Paulus juga mengaitkan unsur mens rea dengan kesaksian Ibrahim Arief alias Ibam yang menurutnya pernah memperoleh informasi dari Google bahwa Chromebook tidak sepenuhnya kompatibel dengan sistem pendidikan yang dibangun Kemendikbudristek. Namun, ketika informasi itu disampaikan kepada Nadiem, terdakwa disebut meminta agar mempercayakan hal tersebut kepada Google.

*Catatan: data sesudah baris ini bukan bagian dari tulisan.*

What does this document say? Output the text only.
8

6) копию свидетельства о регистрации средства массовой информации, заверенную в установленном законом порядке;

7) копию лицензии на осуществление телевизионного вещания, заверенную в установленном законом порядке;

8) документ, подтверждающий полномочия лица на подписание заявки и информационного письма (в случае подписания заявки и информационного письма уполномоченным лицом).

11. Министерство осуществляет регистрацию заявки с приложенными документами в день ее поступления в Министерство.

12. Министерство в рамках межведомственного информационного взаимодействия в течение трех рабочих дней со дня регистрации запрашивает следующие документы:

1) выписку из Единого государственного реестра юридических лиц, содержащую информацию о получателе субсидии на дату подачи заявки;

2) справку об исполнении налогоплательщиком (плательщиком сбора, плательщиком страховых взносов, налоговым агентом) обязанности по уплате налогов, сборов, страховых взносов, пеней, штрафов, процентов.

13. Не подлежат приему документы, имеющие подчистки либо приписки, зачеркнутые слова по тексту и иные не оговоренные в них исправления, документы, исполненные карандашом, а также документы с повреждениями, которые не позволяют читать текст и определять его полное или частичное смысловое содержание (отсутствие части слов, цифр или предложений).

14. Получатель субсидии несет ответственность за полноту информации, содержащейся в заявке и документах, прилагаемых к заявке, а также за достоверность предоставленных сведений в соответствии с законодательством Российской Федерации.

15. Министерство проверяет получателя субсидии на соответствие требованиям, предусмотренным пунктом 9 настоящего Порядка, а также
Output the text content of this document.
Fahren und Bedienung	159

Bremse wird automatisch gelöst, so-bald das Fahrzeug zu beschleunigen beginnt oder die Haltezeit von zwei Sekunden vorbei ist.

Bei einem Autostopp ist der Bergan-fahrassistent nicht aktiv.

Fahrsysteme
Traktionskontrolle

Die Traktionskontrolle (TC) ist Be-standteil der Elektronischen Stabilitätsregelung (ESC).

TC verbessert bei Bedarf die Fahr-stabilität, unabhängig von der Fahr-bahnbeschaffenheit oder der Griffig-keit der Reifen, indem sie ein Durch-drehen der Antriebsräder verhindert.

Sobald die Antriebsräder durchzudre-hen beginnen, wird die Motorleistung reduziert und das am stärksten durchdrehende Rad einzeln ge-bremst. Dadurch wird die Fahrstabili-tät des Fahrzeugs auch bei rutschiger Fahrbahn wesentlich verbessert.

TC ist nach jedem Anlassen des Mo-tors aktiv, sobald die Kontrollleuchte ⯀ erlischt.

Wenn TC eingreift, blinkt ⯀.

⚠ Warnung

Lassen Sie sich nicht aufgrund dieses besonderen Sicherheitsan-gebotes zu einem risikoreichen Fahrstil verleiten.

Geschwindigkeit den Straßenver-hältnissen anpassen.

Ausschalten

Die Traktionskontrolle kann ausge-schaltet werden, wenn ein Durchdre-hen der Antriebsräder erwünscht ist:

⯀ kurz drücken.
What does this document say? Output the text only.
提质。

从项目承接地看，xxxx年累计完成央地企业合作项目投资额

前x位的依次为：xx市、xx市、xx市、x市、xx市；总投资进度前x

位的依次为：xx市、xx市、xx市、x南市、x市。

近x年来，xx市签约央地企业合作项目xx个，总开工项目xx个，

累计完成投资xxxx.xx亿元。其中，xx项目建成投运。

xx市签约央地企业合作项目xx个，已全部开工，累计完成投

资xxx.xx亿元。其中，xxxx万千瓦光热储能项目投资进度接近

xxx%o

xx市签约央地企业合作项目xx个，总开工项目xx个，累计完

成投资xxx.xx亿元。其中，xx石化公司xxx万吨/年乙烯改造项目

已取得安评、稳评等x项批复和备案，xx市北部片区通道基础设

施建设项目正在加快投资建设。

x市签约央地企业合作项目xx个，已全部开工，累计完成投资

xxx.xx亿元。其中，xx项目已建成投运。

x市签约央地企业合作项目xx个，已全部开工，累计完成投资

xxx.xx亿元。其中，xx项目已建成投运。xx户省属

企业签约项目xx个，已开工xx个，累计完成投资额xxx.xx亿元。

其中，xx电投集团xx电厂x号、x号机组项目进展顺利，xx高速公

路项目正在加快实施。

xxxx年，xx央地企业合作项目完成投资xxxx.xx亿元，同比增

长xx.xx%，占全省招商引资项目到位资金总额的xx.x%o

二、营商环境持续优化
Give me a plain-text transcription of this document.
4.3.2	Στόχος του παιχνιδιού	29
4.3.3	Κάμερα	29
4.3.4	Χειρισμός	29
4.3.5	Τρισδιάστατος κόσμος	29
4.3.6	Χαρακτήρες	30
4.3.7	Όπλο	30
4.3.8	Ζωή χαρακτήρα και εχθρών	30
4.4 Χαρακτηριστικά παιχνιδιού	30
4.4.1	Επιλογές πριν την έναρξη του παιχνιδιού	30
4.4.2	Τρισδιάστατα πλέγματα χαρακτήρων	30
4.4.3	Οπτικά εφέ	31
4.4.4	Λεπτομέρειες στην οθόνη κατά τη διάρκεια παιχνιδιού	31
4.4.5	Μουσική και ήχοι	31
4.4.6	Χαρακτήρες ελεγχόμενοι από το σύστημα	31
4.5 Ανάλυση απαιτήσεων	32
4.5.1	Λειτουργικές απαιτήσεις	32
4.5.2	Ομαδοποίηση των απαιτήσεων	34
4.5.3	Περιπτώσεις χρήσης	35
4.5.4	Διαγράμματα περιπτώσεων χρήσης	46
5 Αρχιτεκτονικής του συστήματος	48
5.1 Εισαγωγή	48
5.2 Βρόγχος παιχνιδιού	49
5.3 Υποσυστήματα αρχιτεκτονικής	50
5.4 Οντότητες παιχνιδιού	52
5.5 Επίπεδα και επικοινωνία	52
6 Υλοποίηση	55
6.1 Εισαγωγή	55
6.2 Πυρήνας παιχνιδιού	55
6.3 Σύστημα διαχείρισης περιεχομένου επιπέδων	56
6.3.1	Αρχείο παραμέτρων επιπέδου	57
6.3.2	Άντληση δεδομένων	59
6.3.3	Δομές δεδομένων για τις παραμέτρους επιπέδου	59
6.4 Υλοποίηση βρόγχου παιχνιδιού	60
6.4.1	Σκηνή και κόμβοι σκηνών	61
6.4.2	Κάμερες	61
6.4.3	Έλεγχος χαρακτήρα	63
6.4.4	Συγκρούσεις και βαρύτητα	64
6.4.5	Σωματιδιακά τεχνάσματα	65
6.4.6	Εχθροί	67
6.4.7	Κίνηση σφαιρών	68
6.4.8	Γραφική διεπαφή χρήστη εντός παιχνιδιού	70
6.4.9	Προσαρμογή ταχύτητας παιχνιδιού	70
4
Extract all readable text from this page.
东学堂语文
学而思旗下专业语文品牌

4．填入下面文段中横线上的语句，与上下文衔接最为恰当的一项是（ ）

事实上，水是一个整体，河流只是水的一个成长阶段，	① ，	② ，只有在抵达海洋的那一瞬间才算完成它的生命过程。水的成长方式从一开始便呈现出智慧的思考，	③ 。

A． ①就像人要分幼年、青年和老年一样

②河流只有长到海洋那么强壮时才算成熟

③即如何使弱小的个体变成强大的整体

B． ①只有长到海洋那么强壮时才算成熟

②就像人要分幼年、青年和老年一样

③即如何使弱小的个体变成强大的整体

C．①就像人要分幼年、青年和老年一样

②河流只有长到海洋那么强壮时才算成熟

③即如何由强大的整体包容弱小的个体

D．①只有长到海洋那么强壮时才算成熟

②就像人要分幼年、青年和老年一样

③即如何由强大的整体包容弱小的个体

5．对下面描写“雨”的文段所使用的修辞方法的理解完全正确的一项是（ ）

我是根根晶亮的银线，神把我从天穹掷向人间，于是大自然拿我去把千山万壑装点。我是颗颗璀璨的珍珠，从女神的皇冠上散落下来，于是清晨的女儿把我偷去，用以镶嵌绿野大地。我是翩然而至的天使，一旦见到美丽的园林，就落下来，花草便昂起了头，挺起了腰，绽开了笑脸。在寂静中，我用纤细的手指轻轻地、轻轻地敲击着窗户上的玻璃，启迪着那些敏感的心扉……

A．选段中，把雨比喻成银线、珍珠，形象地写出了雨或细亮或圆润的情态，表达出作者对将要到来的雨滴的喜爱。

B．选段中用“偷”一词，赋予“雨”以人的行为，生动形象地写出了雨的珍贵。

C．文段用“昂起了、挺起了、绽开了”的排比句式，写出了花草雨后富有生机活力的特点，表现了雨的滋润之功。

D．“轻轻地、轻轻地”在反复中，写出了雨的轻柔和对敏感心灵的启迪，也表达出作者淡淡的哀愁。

"Fakta ini sangat jelas kesengajaan dari Nadiem, mens rea-nya Nadiem. Dia mengetahui dan dia menghendaki," ujarnya.
Jaksa turut menolak argumentasi pembelaan yang menyebut tidak terjadi kemahalan harga dalam pengadaan Chromebook. Menurut Paulus, ahli dari LKPP telah menjelaskan bahwa permufakatan dalam pengadaan menghilangkan kompetisi yang menjadi prinsip utama pengadaan barang dan jasa.
"Nah, ini prinsip. Pengadaan barang dan jasa itu punya prinsip kompetisi. Kalau tidak ada kompetisi di situ, di mana Nadiem sudah bermufakat dengan Google, pihak yang lain seperti umpamanya Microsoft Windows, Mac, kemudian Apple itu tidak mendapat peluang untuk operating system-nya, sehingga ini dikunci," katanya.